Introduction#
An estimated 40-80% of all bacteria and archea on earth exist in microbial biofilms. These biofilms can be roughly divided into two parts: cells, and the Extracellular Polymeric Substances (EPS) that surround them. The EPS matrix is mainly composed exoPolySaccharides (exoPS), proteins and nucleic acids. This matrix is a core attribute of biofilms, and provides the microbial community with many benefits including adhesion, water retention, toxin adsorption and nutrient capture. EPS is also used by microbial community members as a shared carbon and energy reservoir.
Due to the ubiquity of biofilms (and by extension EPS), their roles in natural and built environments are too numerous to name here.
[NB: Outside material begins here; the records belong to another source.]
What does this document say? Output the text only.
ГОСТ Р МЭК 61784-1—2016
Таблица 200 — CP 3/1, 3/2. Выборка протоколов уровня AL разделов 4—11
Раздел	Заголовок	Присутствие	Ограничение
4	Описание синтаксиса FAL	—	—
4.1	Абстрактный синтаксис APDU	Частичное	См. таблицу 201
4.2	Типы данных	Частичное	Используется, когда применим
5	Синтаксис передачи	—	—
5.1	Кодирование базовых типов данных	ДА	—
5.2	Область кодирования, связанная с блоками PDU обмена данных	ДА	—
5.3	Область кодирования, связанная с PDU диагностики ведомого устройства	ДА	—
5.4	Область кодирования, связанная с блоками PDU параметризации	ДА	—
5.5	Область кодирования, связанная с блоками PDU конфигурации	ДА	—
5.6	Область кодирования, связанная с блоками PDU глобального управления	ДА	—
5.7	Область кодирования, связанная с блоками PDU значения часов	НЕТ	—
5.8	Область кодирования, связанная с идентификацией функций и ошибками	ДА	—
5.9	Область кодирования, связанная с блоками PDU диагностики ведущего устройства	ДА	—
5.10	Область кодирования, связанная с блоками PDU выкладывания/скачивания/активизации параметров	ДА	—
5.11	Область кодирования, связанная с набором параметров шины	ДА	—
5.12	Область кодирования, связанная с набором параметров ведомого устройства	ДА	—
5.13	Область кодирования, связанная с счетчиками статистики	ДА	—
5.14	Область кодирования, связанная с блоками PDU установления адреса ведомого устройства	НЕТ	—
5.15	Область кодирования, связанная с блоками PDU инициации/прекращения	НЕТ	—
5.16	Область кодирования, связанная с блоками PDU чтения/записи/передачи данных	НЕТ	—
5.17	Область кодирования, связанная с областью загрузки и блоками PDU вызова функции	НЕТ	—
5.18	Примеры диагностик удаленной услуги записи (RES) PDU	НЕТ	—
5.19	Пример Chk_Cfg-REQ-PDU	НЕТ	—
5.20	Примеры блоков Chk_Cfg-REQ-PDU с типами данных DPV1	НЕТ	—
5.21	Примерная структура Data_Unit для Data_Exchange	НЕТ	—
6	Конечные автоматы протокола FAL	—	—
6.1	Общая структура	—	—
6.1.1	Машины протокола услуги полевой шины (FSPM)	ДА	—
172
Suffice to say that any research into microbial communities would likely benefit from knowledge about which EPS the community produces.
The genes encoding the biosynthetic pathways responsible for exoPS production cluster together into Biosynthetic Gene Clusters (BGCs) in the microbial genome. This has been exploited by the current version of epsSMASH, currently the most comprehensive tool for detecting known and novel exoPS BGCs. epsSMASH is built on the antiSMASH framework, leveraging custom-made Hidden Markov Models (HMMs) for genes specific for certain types of gene clusters. In future versions we aim to include detection modules for the remaining EPS components (proteins and nucleic acids).